Se siete abituati a navigare dall’Italia probabilmente non avete mai sentito parlare di vpn. Si tratta dell’acronimo di virtual private network ed è un servizio che cripta e reindirizza il traffico internet. Ad esempio. Sto scrivendo da Pechino, ma risulto connessa da Hong Kong dove il grande firewall cinese (così gli internauti hanno soprannominato la grande muraglia censoria che li separa dal resto del mondo internet) non è ancora arrivato.
Da giugno scorso, i controlli su media e social media si sono fatti più frequenti e efficaci. A seguito delle proteste di Hong Kong, la stretta del governo su internet si è fatta sempre più pesante. Instagram e Google sono stati bloccati completamente, Gmail non funziona più da dicembre. Da ottobre le autorità hanno lanciato ripetuti attacchi contro Yahoo, Google, Microsoft e Apple. Nello stesso periodo una campagna mediatica ha reso i cittadini cinesi sempre più sospettosi sull’utilizzo dei servizi internet offerti da aziende straniere. L’attacco più recente ha colpito i servizi di vpn, quelli che appunto ci permettono di “bucare” l’intranet cinese per accedere a siti e applicazioni altrimenti bloccati sul territorio della Rpc.
Ironicamente, mentre il governo vieta a un miliardo e 300 milioni di cittadini di accedere a Facebook e Twitter, i grandi media di stato come l’agenzia di stampa Xinhua, la televisione Cctv e i giornali in lingua inglese China Daily e Global Times hanno lanciato i loro account ufficiali su questi stessi social media. Il loro compito è quello di comunicare meglio al resto del mondo l’implacabile ascesa di quella che si appresta a divenire la prima economia mondiale. All’imperatore è concesso quello che è negato ai sudditi: far sentire la propria voce in Occidente. Ma non è su quest’ennesima contraddizione cinese che mi voglio soffermare. Il blocco delle vpn, che al momento si limita ad alcune di quelle straniere, rende sempre più evidente un punto: la censura cinese non è qualcosa che riguarda solo la diffusione delle informazioni.

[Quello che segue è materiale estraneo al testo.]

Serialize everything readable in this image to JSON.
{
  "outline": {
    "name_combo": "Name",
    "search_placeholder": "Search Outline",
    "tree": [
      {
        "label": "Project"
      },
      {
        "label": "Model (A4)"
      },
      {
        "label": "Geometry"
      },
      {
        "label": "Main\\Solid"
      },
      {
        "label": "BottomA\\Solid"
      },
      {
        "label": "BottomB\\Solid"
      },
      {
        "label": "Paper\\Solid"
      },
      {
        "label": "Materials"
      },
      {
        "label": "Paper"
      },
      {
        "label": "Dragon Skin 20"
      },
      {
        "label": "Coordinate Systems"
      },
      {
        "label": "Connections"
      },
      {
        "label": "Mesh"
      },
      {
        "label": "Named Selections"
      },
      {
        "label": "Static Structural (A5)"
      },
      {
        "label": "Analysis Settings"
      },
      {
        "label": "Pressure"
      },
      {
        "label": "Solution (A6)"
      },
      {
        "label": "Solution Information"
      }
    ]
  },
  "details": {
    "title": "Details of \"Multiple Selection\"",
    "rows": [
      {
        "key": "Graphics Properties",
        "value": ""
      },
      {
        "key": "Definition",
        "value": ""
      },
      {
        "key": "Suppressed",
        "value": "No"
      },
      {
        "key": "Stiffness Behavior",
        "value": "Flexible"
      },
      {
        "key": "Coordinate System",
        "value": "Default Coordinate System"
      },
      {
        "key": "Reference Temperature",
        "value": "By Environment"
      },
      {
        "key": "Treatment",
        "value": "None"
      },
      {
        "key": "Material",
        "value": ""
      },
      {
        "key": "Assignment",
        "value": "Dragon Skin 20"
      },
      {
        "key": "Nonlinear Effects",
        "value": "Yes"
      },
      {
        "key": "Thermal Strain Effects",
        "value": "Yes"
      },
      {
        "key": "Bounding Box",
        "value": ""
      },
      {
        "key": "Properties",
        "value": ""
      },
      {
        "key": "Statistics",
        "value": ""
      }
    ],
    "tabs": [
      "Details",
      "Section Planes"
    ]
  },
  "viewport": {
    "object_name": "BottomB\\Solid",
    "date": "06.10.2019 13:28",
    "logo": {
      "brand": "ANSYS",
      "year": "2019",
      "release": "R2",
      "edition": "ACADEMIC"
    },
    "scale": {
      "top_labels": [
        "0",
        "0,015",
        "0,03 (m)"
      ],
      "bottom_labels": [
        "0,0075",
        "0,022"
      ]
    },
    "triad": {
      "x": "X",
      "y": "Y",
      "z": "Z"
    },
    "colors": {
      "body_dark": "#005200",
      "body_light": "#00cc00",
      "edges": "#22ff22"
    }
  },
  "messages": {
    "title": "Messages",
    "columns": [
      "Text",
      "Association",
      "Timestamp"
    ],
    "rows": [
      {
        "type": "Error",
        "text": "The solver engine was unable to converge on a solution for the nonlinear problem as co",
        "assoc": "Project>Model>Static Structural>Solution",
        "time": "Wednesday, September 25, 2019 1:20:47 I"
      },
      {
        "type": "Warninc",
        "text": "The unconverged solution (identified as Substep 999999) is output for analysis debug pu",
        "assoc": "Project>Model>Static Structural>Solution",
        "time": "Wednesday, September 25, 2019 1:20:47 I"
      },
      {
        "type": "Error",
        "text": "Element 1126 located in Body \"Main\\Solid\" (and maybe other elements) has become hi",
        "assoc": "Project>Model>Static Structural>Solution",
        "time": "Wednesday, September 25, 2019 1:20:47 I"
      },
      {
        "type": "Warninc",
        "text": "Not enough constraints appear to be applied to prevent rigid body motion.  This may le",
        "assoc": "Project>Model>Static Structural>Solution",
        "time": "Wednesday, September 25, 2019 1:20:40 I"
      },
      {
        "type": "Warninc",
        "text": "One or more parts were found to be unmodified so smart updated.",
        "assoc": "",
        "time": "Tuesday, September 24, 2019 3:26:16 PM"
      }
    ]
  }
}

La maggior parte dei ragazzi cinesi usa la vpn per ragioni che non hanno nulla a che fare con la politica. Vogliono connettersi con i loro amici nel resto del mondo su Facebook o seguire le star di Hollywood su Instagram. E anche gli stranieri che vivono e lavorano in Cina usano le vpn soprattutto per accedere a servizi di scambio file, ai client di posta elettronica o per pubblicizzare le loro aziende sui social media. Bloccando gli strumenti che permettono di “bucare” il grande firewall di fatto le autorità costringono sempre più persone ad affidarsi ai servizi di aziende “made in China”. Favoriscono così lo sviluppo di social network, motori di ricerca, client di mail cinesi che, oltre a essere più controllati, possono contare sul primo risultato delle politiche governative sul controllo di internet. Una posizione dominante su un mercato di 650 milioni di internauti. Dalla prospettiva di Zhongnanhai, le persone incaricate di creare il sistema di filtri per l’internet cinese devono essere dei geni.